When administering the compound of the present invention parenterally, it is generally formulated in a unit dosage injectable form (solution, suspension, emulsion). The pharmaceutical formulations suitable for injection include sterile aqueous solutions or dispersions and sterile powders for reconstitution into sterile injectable solutions or dispersions. The carrier can be a solvent or dispersing medium containing, for example, water, ethanol, polyol (for example, glycerol, propylene glycol, liquid polyethylene glycol, and the like), suitable mixtures thereof, and vegetable oils. Proper fluidity can be maintained, for example, by the use of a coating such as lecithin, by the maintenance of the required particle size in the case of dispersion and by the use of surfactants. Nonaqueous vehicles such a cottonseed oil, sesame oil, olive oil, soybean oil, corn oil, sunflower oil, or peanut oil and esters, such as isopropyl myristate, can also be used as solvent systems for compound compositions. Additionally, various additives which enhance the stability, sterility, and isotonicity of the compositions, including antimicrobial preservatives, antioxidants, chelating agents, and buffers, can be added. Prevention of the action of microorganisms can be ensured by various antibacterial and antifungal agents, for example, parabens, chlorobutanol, phenol, sorbic acid, and the like. In many cases, it is desirable to include isotonic agents, for example, sugars, sodium chloride, and the like. Prolonged absorption of the injectable pharmaceutical form can be brought about by the use of agents delaying absorption, for example, aluminum monostearate and gelatin. According to the present invention, however, any vehicle, diluent, or additive used have to be compatible with the compounds.

Sterile injectable solutions can be prepared by incorporating the compounds utilized in practicing the present invention in the required amount of the appropriate solvent with various of the other ingredients, as desired.

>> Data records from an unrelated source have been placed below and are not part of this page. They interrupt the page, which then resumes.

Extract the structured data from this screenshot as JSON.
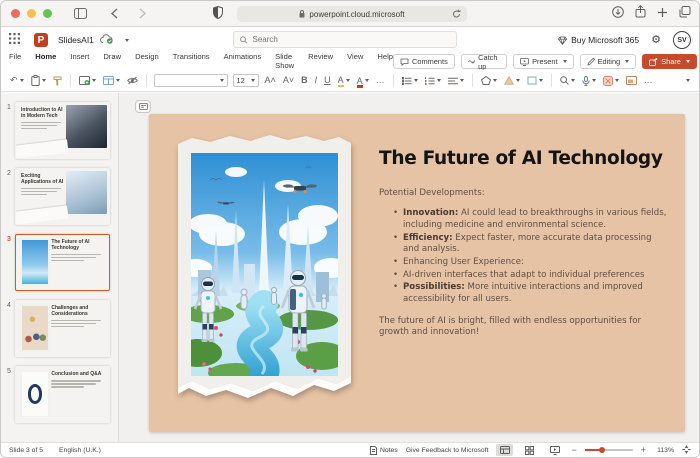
{
  "browser": {
    "url": "powerpoint.cloud.microsoft"
  },
  "titlebar": {
    "doc_name": "SlidesAI1",
    "search_placeholder": "Search",
    "buy_label": "Buy Microsoft 365",
    "avatar": "SV"
  },
  "menubar": {
    "items": [
      "File",
      "Home",
      "Insert",
      "Draw",
      "Design",
      "Transitions",
      "Animations",
      "Slide Show",
      "Review",
      "View",
      "Help"
    ],
    "active": "Home",
    "comments": "Comments",
    "catch_up": "Catch up",
    "present": "Present",
    "editing": "Editing",
    "share": "Share"
  },
  "ribbon": {
    "font_size": "12",
    "glyphs": {
      "undo": "↶",
      "bold": "B",
      "italic": "I",
      "underline": "U",
      "font_color": "A",
      "highlight": "A",
      "more": "…"
    }
  },
  "panel": {
    "thumbnails": [
      {
        "number": "1",
        "title": "Introduction to AI in Modern Tech",
        "theme": "olive",
        "image": "right",
        "variant": "robot",
        "selected": false
      },
      {
        "number": "2",
        "title": "Exciting Applications of AI",
        "theme": "olive",
        "image": "right",
        "variant": "device",
        "selected": false
      },
      {
        "number": "3",
        "title": "The Future of AI Technology",
        "theme": "peach",
        "image": "left",
        "variant": "city",
        "selected": true
      },
      {
        "number": "4",
        "title": "Challenges and Considerations",
        "theme": "peach",
        "image": "left",
        "variant": "people",
        "selected": false
      },
      {
        "number": "5",
        "title": "Conclusion and Q&A",
        "theme": "peach",
        "image": "left",
        "variant": "diagram",
        "selected": false
      }
    ]
  },
  "slide": {
    "title": "The Future of AI Technology",
    "intro": "Potential Developments:",
    "bullets": [
      {
        "lead": "Innovation:",
        "text": "AI could lead to breakthroughs in various fields, including medicine and environmental science."
      },
      {
        "lead": "Efficiency:",
        "text": "Expect faster, more accurate data processing and analysis."
      },
      {
        "lead": "",
        "text": "Enhancing User Experience:"
      },
      {
        "lead": "",
        "text": "AI-driven interfaces that adapt to individual preferences"
      },
      {
        "lead": "Possibilities:",
        "text": "More intuitive interactions and improved accessibility for all users."
      }
    ],
    "closing": "The future of AI is bright, filled with endless opportunities for growth and innovation!"
  },
  "statusbar": {
    "slide_position": "Slide 3 of 5",
    "language": "English (U.K.)",
    "notes": "Notes",
    "feedback": "Give Feedback to Microsoft",
    "zoom_level": "113%",
    "zoom_minus": "−",
    "zoom_plus": "+"
  },
  "colors": {
    "share_button": "#C64A2C",
    "accent_underline": "#B7472A",
    "slide_background": "#E7C3A5",
    "olive_thumb": "#DFE0C3",
    "selection_border": "#D05A2B"
  }
}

A pharmacological formulation of the present invention can be administered to the patient in an injectable formulation containing any compatible carrier, such as various vehicle, adjuvants, additives, and diluents; or the compounds utilized in the present invention can be administered parenterally to the patient in the form of slow-release subcutaneous implants or targeted delivery systems such as monoclonal antibodies, vectored delivery, iontophoretic, polymer matrices, liposomes, and microspheres. Examples of delivery systems useful in the present invention include U.S. Pat. Nos. 5,225,182; 5,169,383; 5,167,616; 4,959,217; 4,925,678; 4,487,603; 4,486,194; 4,447,233; 4,447,224; 4,439,196; and 4,475,196. Many other such implants, delivery systems, and modules are well known to those skilled in the art.

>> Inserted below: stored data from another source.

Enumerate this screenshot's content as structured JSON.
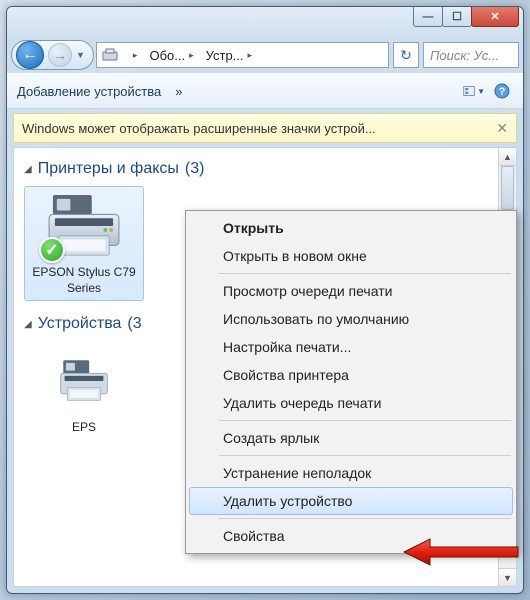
{
  "titlebar": {
    "minimize": "—",
    "maximize": "☐",
    "close": "✕"
  },
  "nav": {
    "back": "←",
    "forward": "→"
  },
  "address": {
    "seg1": "Обо...",
    "seg2": "Устр..."
  },
  "search": {
    "placeholder": "Поиск: Ус..."
  },
  "toolbar": {
    "add_device": "Добавление устройства",
    "more": "»"
  },
  "infobar": {
    "text": "Windows может отображать расширенные значки устрой...",
    "close": "✕"
  },
  "groups": {
    "printers": {
      "label": "Принтеры и факсы",
      "count": "(3)"
    },
    "devices": {
      "label": "Устройства",
      "count": "(3"
    }
  },
  "items": {
    "printer1": "EPSON Stylus C79 Series",
    "device1": "EPS"
  },
  "context_menu": {
    "open": "Открыть",
    "open_new": "Открыть в новом окне",
    "view_queue": "Просмотр очереди печати",
    "use_default": "Использовать по умолчанию",
    "print_settings": "Настройка печати...",
    "printer_props": "Свойства принтера",
    "clear_queue": "Удалить очередь печати",
    "shortcut": "Создать ярлык",
    "troubleshoot": "Устранение неполадок",
    "remove_device": "Удалить устройство",
    "properties": "Свойства"
  }
}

A pharmacological formulation of the compound utilized in the present invention can be administered orally to the patient. Conventional methods such as administering the compounds in tablets, suspensions, solutions, emulsions, capsules, powders, syrups and the like are usable. Known techniques which deliver it orally or intravenously and retain the biological activity are preferred. In one embodiment, the compound of the present invention can be administered initially by intravenous injection to bring blood levels to a suitable level. The patient's levels are then maintained by an oral dosage form, although other forms of administration, dependent upon the patient's condition and as indicated above, can be used.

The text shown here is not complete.